Nevertheless, our moral intuitive systems do just that all the time – because neurologically, we are “wired” for our pre-conscious moral intuitive responses to turn our experiences of “what is so” into beliefs about “what is right”.

Therefore these intuitive moral reactions are how, in practice, we derive an “ought” from an “is” without being able to do so logically. They are the wrench that our brain puts in Hume’s guillotine.

Sometimes, a moral instinct can be consciously justified after it is experienced, by a consciously held, internally consistent, clearly articulated moral system. But often, it is not. Moreover, like scientists who ignore physical data that don’t fit their pet theory, people can ignore or suppress a moral instinct because it is at odds with a consciously held ideology, out of a sincere belief in that ideology or even an ego investment in it.

But whether we ignore them or not; and whether they fit our ideology, moral intuitions are the data that we use to test, and hopefully correct, our moral understanding of the world, just as scientists use physical data to test, and hopefully correct, their physical understanding of the world.

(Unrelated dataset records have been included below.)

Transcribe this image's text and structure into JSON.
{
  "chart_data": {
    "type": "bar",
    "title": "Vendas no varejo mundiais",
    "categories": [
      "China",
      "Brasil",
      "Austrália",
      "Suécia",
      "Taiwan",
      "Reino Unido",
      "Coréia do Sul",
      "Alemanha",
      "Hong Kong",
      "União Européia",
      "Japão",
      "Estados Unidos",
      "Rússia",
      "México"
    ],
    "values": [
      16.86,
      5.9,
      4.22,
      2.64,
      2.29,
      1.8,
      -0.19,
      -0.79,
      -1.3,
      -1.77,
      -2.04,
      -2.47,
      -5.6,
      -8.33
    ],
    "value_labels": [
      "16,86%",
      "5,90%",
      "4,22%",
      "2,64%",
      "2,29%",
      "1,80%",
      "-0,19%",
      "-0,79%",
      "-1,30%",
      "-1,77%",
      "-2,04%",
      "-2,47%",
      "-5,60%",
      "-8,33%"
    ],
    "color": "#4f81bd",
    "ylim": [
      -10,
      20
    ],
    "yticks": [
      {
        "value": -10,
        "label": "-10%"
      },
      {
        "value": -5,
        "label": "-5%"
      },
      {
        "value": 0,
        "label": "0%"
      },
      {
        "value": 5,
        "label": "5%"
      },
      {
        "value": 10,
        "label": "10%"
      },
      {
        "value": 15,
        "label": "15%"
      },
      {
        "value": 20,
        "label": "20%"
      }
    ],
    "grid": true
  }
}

They don’t just inform our policy positions by determining our moral values directly: more importantly, these moral data tell us which part of our value system applies to certain things by causing us to believe certain facts about them, and to categorize or define them in one way or another. That is how primarily our moral intuitions cause us to judge right from wrong – especially when it comes to complex political issues.

And the more complex the issue, the more room there is for disagreement about which empirical facts are true, reliable and relevant.

Figure 3. Moral intuitions affect our moral and political positions by determining both our moral premises and our empirical beliefs about the physical world. Our political disagreements are often driven by differences in empirical beliefs (a fetus is a person – very contentious) than moral premises (murder is wrong – not contentious), which tend to vary much less among people in a shared culture.

In Mistake, I considered the issue of abortion as an example. So let’s apply Fig. 3 to that issue for

Laurie (who is pro-life) and for Charlie (who is pro-choice).

Laurie

Charlie

C:\Users\robin\Documents\___Personal___\Compositions\Articles\Charlie Intuitions.png

Both Laurie and Charlie have many moral intuitions that cause them both to believe that murder is wrong and that the state has a duty to protect liberty.

But they have different moral intuitive reactions to the idea of abortion.

Laurie’s moral intuitions against abortion means that her belief about what abortion, and therefore what a fetus, is must make V2 (force should not be used to violate individual liberty) inapplicable and V1 (force should be used to prevent murder) applicable.

Charlie’s moral intuitions in accepting abortion means that his belief about what abortion, and therefore what a fetus, is must make V1 inapplicable and V2 applicable.

For each of them, it is their empirical belief that determines which of the values (V1, V2) is operative, and so is responsible for the disagreement between Laurie and Charlie’s positions on the abortion issue.

And it has to be that way, because there is no intuition about abortion that would cause either Charlie or Laurie to start accepting murder or violations of individual autonomy.

No. In neither case is either of these moral values at issue. Rather, it is the applicability of these values to the issue of abortion that, governed by the opponents’ empirical beliefs, which separates them.

Not only, then, do we derive an “ought” from an “is” via our moral intuitions: we derive an “is” from an “ought”. Hume’s guillotine isn’t just broken: it’s broken and upside down!

  1. Obviously, objective reality itself affects all our beliefs and predictions about the world, including our moral ones, but I’m taking that as given, since objective reality in the most fundamental sense (e.g. the laws of nature; what exists) does not vary among people.